It was for work so I can't share it, but it's read-only and assumes an immutable...

simonw · 2025-02-06T23:30:49 1738884649

Wow, that thing is really clever.

Suggestion: since having multiple writers will corrupt the database, it's worth investigating if the recent (November 2024) S3 conditional writes features might allow you to prevent that from accidentally happening: https://simonwillison.net/2024/Nov/26/s3-conditional-writes/

electroly · 2025-02-07T15:41:42 1738942902

I think that works, but I think they'll need to use it to implement an external lock rather than coordinating writes to a single object as those comments suggest. They use an object per page, not an object per database, so they have to synchronize updates to multiple objects instead of just one. But a global writer lock is what SQLite does locally, anyway. It's a good idea.

I see some challenges, though. Can we implement a reader-writer lock using conditional writes? I think we need one so that readers don't have to take the writer lock to ensure they don't read some pages from before an update happening concurrently and some pages from after. If it's just a regular lock, oops--now we only allow a single reader at a time. I wonder if SQLite's file format makes it safe to swap the pages out like this and let the readers see a skewed list of pages and I'm just worrying too much.

A different superpower we could exploit is S3 object versions. If you require a versioned bucket, then readers can keep accessing the old version even in the face of a concurrent update. You just need a mechanism for readers to know what version to use.

ncruces · 2025-02-08T16:48:34 1739033314

The problem with a block/page based solution (block per page is a bad idea, IMO, because S3/GCS are cost/performance optimized for around megabyte objects) is consistency: ensuring a reader sees a consistent set of blocks, i.e. all of the same database version.

Under concurrency, but also under a crash.

Similarly, the big issue with locks (exclusive or reader/writer) is not so much safety, but liveness.

It seems a bit silly to need to have (e.g.) rollback journals on top of object storage like S3.

Similarly, the problem with versioning is that for both S3/GCS you don't get to ask for the same version of different objects: there's no such thing.

So you'd need some kind of manifest, but then you don't need versioning, you can use object per version.

Ideally, I'd rather use WAL mode with some kind of (1) optimized append for the log, and (2) check pointing that doesn't need to read back the entire database. I can do (1) easily on GCS, but not (2); (2) is probably easier in S3, not sure about (1).

ncruces · 2025-02-08T13:35:26 1739021726

The read only bit is definitely a relatively simple afair.

My Go driver supports it, through a combination of a VFS that can take any io.ReaderAt, and something that implements a io.ReaderAt with http Range requests (possibly with some caching).

https://github.com/ncruces/go-sqlite3/blob/main/vfs/readervf...

This is compatible with S3, but also GCS, and really any thing that supports http Range for GET.

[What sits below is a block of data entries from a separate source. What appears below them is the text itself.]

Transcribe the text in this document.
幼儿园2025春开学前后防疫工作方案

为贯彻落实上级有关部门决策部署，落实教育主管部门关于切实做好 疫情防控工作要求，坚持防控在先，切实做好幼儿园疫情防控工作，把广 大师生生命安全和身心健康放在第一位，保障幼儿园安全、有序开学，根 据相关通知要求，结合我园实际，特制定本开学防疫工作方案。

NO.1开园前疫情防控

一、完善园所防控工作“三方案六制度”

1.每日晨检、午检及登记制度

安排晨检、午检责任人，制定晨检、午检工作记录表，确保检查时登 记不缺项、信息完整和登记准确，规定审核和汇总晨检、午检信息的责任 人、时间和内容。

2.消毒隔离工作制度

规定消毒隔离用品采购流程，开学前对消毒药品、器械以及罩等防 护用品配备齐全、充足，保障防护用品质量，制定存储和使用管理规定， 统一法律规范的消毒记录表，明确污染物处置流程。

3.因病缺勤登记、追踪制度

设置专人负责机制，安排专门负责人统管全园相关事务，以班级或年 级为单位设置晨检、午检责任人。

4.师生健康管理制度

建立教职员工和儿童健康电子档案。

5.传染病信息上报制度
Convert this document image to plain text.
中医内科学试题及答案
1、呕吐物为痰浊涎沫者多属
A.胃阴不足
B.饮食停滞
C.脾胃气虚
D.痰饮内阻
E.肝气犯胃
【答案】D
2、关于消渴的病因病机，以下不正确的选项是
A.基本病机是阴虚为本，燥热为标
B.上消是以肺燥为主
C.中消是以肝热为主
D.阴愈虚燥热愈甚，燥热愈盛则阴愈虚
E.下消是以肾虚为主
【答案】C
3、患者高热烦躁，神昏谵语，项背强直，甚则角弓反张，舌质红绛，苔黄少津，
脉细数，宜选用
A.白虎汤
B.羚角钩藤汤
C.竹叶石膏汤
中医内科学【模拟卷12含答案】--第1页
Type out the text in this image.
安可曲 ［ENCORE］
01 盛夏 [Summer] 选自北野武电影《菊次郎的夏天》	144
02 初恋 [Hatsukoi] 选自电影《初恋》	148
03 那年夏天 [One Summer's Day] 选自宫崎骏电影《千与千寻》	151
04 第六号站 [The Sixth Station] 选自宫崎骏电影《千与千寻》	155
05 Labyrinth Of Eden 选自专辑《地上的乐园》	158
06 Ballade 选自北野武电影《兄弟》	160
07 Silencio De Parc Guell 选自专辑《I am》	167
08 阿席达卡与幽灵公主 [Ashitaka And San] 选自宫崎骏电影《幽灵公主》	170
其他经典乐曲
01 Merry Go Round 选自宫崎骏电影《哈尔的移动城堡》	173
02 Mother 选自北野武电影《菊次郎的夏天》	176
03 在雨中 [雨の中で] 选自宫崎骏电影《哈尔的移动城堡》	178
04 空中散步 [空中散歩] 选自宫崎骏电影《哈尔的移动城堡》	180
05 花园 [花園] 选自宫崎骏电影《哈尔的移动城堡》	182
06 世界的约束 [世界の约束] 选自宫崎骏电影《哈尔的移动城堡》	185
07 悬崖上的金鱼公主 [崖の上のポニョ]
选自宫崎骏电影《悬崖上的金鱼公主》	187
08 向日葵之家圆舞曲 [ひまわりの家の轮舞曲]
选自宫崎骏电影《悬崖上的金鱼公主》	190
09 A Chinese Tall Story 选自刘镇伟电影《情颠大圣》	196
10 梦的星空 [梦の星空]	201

I've wanted to implement something writeable with concurrency. Not that it'll be great, but because people tend to do worse anyway (like run SQLite on top of something like GCS FUSE, and we can definitely do better than that), so why not?

I've also worked with GCS concurrency features and locks, so I'd like to try and do better. But it's hard to be compatible with multiple cloud providers.

So thanks for that!

2shortplanks · 2025-02-07T07:23:29 1738913009

I’m really curious about the number of requests you end up making. I’d imagine that this would get expensive fast in a web app - AWS charge $0.40 per million read requests, so if you’re seeing ten request to your app server a second and that ends up making a hundred requests to S3, that’s going to come in at at about $34 a day!

electroly · 2025-02-07T15:18:54 1738941534

We don't use it for anything interactive or user-facing, it's too slow for that. It's for some large+cold data that is used in batch analysis jobs that need to query out a small subset of the data using relatively complicated indexed queries. We probably don't get more than a few thousand queries per day through the system which is no big deal and basically free, but migrating this cold data to S3 allowed me to save a few terabytes in our expensive SQL Server cluster which is a big deal.